Common action needed, not unilateral border controls
January 07, 2016
|Two boys from Syria enjoy a snowball fight in the small Swedish town of Torsby. Besides resettlement refugees must be able to claim asylum at the borders too. (UNHCR photo by J. Bävman) See the full UNHCR photo story here.
|"From Mellila to Calais to the far reaches of the EU’s extremities, we have seen border control's massive negative repercussions and effects on people searching for safety,” said JRS Europe director Jean-Marie Carrière. “Responsible border management does not seek to turn away those in search of international protection.”
(Brussels) January 7, 2016 – Jesuit Refugee
Service Europe is concerned that Sweden has reinstated identity checks at its
border with Denmark. Sweden has a long tradition of protecting refugees and
defending human rights. Indeed, in 2015 the country received the highest number
of refugees per capita in the European Union. Civil society and non-governmental
organizations like JRS Sweden have been welcoming and done much hard work to
welcome the new arrivals.
Although many countries in Europe are dealing
with high numbers of new arrivals from war-torn countries, unilaterally setting
up border controls can only exacerbate migration problems and hinder the
development and implementation of international solutions.
The first to be affected will be refugees
themselves – vulnerable people of all ages – who are simply trying to find a
safe place to live. More border controls increases business for smugglers and
will force many people to take ever greater risks to reach safety.
"From Mellila to Calais to the far reaches
of the EU’s extremities, we have seen border control's massive negative
repercussions and effects on people searching for safety,” said JRS Europe
director Jean-Marie Carrière. “Responsible border management does not seek to turn
away those in search of international protection.”
Sweden has not been alone in reinstating identity
checks or imposing border controls. Denmark has also reinstated identity checks
temporarily at the German-Danish border. The response was a move to deflect asylum seekers who might have
otherwise sought protection in Sweden from seeking protection in Denmark.

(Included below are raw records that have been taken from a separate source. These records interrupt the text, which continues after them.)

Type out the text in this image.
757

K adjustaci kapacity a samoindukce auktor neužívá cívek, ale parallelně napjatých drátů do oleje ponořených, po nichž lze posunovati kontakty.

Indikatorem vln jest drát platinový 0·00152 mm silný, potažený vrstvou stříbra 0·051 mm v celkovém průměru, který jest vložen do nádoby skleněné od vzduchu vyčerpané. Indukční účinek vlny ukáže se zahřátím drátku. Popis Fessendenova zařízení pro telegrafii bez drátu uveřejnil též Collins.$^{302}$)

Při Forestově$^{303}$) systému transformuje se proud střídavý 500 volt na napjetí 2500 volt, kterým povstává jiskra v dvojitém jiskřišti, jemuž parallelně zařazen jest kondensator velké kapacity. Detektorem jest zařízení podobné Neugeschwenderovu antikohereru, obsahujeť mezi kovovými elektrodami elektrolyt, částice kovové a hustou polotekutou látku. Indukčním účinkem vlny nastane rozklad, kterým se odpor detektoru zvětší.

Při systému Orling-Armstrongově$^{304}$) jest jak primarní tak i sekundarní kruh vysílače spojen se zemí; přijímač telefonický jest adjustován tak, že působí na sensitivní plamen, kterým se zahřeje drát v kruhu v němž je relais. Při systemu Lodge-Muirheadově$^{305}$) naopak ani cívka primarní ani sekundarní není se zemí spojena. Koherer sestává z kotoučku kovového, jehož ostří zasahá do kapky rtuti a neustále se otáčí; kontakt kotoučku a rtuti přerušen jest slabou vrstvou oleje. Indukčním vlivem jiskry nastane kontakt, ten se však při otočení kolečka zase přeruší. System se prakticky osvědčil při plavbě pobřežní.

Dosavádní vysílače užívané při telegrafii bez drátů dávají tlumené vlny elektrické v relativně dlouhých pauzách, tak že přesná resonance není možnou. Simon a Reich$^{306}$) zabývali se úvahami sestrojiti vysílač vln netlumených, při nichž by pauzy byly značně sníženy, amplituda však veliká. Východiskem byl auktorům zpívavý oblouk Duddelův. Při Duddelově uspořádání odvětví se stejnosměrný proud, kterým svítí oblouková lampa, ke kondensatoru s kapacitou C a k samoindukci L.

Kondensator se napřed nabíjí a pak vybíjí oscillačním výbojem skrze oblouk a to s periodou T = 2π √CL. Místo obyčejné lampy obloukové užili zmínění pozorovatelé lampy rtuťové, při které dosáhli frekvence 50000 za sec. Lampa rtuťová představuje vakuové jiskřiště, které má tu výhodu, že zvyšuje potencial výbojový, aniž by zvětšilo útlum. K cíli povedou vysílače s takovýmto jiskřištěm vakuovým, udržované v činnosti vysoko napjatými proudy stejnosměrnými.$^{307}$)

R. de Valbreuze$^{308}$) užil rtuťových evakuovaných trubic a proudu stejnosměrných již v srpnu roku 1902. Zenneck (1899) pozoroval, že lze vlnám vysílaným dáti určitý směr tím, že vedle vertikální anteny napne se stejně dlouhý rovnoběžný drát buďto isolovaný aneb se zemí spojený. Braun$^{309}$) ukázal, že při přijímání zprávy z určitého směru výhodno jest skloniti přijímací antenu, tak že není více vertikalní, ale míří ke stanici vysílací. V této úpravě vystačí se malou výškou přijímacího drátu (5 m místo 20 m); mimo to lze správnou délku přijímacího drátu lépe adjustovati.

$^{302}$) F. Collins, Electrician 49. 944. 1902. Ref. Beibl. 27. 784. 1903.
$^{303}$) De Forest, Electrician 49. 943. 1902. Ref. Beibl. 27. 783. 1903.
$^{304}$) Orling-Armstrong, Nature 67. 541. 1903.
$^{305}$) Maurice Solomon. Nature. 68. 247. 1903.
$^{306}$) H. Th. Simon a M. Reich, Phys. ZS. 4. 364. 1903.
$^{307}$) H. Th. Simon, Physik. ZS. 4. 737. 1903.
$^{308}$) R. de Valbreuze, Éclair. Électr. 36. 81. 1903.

These measures highlight that the underlying
shortcomings of the Common European Asylum System cannot be overcome by Member
States acting alone and only in their immediate self-interest. Such measures
create a domino effect in other Member States by shifting the responsibility
for refugee protection elsewhere – either to other Member States or even to
third countries as has been the case with asylum seekers in the Balkans. The
result is that asylum seekers become further and further displaced and their
protection needs ever more acute. These measures present serious consequences
for the protection and well-being of persons seeking asylum.
JRS Europe encourages EU leaders, Member States
and institutions to work collectively, not unilaterally, to ensure protection
for – and a humane response towards – asylum seekers and refugees. Any action
should, firstly, protect rather than displace asylum seekers, and secondly,
support rather than disincentivize Member States to act humanely towards asylum
seekers. The EU and the borderless Schengen Area were built on principles of
peace, freedom and security. It is finally time for European states to work
together to uphold these principles in action.